Troll Under the Bridge

February 10, 2012

“If we accept that you can patent things that are obvious and also that economic leeches who produce/invent nothing can accumulate ideas—then, sure, those leeches have a right to their royalties.

But hording intellectual property as a sledgehammer to use on small companies that haven’t infringed on any patents but don’t have the deep pockets to ward patent trolls off seems to be anti-competitive in nature.”

Plum CEO Andy Kuan feels strongly about this, and I agree with him. Because that’s what patent trolls do—they leech money off obvious ideas and other people’s hard work.

If patent trolls were right, we would all owe Leonardo Da Vinci’s descendants a Fort Knox load of money for the things he invented 500 years ago—the helicopter, hang glider, “hydraulic pumps, reversible crank mechanisms, finned mortar shells and steam cannon,” according to Wikipedia.

Back to the court proceedings in Tyler, Texas…

Wired correspondent Joe Mullin wrote that the jury members were awe-struck by having Tim Berners-Lee, inventor of the Internet, and such a high-profile Internet case visit the sleepy East Texas town.

And why there?

In a podcast on This American Life, NPR reported that patent trolls scour the country for small towns with federal courts where they can set up dummy companies and file their lawsuits.

They do this, according to NPR, because the drug war in the 1990s clogged federal courts—patent trolls couldn’t get their suits heard because criminal cases take precedence over civil cases.

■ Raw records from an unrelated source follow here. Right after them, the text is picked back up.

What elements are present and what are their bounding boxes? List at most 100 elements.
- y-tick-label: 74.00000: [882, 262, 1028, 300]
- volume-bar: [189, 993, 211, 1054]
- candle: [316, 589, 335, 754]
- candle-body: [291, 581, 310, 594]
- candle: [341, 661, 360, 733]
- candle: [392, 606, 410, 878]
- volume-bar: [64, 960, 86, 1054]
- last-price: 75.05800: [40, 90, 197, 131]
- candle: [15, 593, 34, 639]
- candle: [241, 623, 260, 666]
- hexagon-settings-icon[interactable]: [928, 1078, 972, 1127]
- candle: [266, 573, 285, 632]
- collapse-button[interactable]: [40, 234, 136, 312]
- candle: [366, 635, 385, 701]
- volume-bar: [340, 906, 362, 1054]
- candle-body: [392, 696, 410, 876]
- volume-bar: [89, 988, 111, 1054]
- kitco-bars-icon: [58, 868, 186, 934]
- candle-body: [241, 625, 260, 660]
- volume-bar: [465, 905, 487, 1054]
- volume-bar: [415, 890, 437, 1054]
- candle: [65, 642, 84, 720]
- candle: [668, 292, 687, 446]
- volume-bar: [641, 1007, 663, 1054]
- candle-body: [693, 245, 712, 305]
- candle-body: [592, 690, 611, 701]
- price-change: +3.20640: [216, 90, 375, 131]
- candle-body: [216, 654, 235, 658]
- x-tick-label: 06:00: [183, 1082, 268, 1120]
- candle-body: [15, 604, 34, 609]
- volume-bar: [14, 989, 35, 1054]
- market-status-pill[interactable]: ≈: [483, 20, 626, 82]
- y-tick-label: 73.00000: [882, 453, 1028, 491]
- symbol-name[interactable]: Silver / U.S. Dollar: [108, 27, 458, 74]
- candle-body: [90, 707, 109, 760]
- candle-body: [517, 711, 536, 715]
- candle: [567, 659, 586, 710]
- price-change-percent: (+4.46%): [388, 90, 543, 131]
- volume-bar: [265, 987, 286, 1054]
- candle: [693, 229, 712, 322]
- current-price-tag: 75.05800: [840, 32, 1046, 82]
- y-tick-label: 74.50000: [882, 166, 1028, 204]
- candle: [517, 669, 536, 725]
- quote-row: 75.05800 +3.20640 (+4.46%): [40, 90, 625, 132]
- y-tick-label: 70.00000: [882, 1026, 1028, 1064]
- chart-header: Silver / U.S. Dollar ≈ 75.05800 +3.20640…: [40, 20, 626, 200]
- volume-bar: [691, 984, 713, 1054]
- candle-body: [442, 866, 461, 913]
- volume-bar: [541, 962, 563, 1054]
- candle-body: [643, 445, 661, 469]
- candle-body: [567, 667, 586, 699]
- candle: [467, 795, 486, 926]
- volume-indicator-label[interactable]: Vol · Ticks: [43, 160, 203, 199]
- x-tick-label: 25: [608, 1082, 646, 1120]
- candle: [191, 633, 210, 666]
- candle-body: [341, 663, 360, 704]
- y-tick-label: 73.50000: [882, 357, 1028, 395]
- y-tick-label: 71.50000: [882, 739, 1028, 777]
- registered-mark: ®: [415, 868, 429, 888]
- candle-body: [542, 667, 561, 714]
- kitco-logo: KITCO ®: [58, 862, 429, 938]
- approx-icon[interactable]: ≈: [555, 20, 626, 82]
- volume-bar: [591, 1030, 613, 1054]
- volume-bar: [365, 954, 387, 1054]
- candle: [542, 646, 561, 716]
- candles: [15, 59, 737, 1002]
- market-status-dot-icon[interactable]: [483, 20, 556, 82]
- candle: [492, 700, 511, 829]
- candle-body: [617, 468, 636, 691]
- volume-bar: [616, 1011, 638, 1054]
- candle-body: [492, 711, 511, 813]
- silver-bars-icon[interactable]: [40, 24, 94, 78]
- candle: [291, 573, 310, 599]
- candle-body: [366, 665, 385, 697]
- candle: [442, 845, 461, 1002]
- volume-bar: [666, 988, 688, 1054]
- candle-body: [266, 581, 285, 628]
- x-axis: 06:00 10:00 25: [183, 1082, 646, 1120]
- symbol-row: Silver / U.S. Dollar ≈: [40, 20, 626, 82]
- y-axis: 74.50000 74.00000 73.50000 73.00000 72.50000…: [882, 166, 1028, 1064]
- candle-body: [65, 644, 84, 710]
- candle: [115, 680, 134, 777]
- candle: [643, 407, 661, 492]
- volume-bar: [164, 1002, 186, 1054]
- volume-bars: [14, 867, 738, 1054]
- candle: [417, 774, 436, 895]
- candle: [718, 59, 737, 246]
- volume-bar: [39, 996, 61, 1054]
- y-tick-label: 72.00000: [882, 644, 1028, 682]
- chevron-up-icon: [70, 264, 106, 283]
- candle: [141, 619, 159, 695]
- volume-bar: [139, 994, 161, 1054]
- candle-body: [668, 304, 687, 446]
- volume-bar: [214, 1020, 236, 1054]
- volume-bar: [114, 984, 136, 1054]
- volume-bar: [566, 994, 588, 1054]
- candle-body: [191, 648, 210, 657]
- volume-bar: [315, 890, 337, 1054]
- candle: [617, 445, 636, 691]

So they had to go to smaller towns like Tyler, Texas, which has less than 100,000 residents, according to the U.S. Census Bureau. Or Marshall, Texas, which has a population of under 25,000 yet every year ranks in the top three for number of patent suits cases tried by a federal court, according to NPR.

It’s in towns like Marshall and Tyler where patent trolls can file suit after suit.

“That’s what’s really sickening—that a patent troll’s greatest weapon is its ability to threaten legal action.

Especially as it impacts small companies that can’t defend themselves effectively. As far as I’ve seen, every time a big company waves their legal stick at a smaller company, the smaller company folds without a fight.”

Well, this time it looks like the small company was the one waving the legal stick against the big companies. And the big companies took the stick and stuck it…well, you know.